News: Proteinen in die Taschen geschaut
Gerhard Klebe von der Universität Marburg, sowie seine ehemaligen Mitarbeiter Stefan Schmitt und Manfred Hendlich erläutern, warum das keine triviale Aufgabe ist: "Zwar werden sich die räumlichen Strukturen einer Vielzahl von Proteinen mit modernen Verfahren, wie der Hochdurchsatz-Röntgenkristallographie, zukünftig rasch aufklären lassen. Ihre biochemische Funktion ist damit aber noch lange nicht bekannt. Denn die Funktion ist nicht unbedingt durch die Reihenfolge der Aminosäuren und das Faltungsmuster des Proteins festgelegt."

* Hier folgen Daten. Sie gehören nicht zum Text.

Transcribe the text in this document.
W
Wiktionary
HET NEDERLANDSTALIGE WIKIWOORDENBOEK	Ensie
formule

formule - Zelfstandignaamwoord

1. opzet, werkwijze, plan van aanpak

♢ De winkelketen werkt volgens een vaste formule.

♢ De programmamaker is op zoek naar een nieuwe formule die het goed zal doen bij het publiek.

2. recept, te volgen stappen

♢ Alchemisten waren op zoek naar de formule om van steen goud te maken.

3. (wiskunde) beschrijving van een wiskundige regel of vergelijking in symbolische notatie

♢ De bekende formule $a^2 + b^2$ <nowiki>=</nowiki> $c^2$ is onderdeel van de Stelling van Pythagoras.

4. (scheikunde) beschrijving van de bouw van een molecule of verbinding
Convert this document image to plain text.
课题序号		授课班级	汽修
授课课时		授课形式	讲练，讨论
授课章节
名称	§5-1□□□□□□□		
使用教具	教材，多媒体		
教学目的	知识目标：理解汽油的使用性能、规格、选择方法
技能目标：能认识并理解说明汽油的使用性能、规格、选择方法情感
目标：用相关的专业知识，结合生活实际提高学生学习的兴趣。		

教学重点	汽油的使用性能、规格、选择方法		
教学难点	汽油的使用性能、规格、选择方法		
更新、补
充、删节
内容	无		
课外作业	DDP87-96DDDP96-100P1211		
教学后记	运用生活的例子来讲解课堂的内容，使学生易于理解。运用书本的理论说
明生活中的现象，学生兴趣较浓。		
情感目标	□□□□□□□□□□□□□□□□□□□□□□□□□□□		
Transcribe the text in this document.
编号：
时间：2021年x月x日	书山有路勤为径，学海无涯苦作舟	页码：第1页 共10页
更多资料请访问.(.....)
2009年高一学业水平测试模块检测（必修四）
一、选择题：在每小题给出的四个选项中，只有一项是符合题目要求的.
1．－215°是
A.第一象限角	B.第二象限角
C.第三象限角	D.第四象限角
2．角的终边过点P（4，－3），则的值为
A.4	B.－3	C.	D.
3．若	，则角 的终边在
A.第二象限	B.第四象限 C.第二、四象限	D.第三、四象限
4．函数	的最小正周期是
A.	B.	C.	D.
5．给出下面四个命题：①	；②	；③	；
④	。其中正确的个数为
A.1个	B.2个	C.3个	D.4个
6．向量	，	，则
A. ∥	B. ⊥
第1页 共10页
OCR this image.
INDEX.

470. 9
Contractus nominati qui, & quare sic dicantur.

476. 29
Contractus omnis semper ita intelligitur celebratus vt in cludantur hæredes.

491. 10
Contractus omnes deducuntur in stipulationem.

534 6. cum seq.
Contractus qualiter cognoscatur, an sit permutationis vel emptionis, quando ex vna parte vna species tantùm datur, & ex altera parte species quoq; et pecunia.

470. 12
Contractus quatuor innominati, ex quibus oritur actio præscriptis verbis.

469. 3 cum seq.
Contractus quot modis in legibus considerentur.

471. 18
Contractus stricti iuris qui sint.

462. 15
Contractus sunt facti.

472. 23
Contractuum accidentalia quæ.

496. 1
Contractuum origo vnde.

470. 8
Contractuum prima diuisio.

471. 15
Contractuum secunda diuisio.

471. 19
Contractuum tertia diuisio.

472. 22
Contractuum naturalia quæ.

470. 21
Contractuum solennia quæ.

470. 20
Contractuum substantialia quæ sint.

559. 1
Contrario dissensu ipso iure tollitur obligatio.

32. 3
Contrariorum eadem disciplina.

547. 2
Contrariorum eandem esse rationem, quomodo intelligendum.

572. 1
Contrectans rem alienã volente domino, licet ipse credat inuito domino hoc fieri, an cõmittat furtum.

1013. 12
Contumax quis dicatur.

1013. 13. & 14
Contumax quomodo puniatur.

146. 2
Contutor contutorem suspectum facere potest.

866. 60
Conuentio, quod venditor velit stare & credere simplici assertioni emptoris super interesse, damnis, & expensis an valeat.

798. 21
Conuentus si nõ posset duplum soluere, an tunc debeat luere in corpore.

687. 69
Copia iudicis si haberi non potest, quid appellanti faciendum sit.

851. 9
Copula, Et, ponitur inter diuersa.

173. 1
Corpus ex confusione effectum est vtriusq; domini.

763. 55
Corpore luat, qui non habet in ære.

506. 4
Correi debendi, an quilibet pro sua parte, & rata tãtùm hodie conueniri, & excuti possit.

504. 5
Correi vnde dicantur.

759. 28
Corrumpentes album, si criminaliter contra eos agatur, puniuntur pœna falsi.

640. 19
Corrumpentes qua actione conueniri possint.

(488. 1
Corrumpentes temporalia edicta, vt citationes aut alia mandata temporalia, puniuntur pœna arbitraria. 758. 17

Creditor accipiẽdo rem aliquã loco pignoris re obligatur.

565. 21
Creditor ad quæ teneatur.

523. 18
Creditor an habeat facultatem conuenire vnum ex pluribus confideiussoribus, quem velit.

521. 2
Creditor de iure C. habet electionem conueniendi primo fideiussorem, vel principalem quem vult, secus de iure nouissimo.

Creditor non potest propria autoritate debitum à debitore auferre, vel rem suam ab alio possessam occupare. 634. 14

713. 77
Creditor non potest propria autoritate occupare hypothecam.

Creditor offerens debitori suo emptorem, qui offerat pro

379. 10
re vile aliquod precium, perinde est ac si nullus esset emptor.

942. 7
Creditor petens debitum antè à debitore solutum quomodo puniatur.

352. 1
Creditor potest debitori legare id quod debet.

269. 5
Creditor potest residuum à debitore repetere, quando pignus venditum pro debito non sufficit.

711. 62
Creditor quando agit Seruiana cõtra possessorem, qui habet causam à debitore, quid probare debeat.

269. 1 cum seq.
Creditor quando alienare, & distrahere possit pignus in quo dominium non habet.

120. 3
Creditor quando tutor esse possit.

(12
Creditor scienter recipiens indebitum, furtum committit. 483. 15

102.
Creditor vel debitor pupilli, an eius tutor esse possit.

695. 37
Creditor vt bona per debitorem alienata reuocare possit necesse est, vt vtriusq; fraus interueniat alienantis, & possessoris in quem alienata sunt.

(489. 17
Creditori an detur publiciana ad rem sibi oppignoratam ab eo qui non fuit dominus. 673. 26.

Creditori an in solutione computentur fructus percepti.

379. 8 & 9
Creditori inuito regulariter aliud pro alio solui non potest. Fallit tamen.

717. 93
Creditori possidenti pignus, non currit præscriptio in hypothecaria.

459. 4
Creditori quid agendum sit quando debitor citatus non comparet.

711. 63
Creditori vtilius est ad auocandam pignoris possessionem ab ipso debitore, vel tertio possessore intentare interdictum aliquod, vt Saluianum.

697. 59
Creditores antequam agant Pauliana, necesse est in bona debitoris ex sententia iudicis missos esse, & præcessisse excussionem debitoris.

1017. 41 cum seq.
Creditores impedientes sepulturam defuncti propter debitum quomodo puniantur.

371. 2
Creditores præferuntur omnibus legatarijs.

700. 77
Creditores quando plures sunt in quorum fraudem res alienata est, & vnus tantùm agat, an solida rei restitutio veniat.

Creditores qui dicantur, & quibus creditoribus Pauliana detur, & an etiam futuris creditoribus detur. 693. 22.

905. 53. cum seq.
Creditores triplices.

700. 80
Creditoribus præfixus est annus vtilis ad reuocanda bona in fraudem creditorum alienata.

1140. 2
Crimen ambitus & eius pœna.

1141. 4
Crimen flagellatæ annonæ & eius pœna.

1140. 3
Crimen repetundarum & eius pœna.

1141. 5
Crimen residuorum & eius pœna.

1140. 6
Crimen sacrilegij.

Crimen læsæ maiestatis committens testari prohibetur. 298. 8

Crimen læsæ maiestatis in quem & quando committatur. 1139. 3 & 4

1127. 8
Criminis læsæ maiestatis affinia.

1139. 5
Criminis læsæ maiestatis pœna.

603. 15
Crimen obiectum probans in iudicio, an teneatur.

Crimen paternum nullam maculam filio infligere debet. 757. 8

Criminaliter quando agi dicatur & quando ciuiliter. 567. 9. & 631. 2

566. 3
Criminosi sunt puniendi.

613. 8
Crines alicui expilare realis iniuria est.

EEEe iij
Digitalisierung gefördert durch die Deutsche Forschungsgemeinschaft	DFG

Anders als bisherige Strategien, bei denen Aminosäuresequenz und Faltungsmuster eines neuen Proteins mit denen bereits bekannter Proteine verglichen werden, geht der Ansatz der Marburger Forscher von Form und Zusammensetzung der "Bindetaschen" der Proteine aus: Um seine Aufgabe zu erfüllen, muss ein Protein sein Substrat oder seinen Liganden erkennen. Dafür hat es taschenförmige Vertiefungen auf der Oberfläche, in die diese Moleküle genau hineinpassen. Eine enzymatische Reaktion benötigt außerdem eine definierte räumliche Anordnung der Reaktionspartner zueinander. Das Enzym muss also eine sehr exakte Anordnung der einzelnen Bindestellen aufweisen. Proteine mit verwandten Funktionen sollten solche Ähnlichkeiten in ihren Taschen haben.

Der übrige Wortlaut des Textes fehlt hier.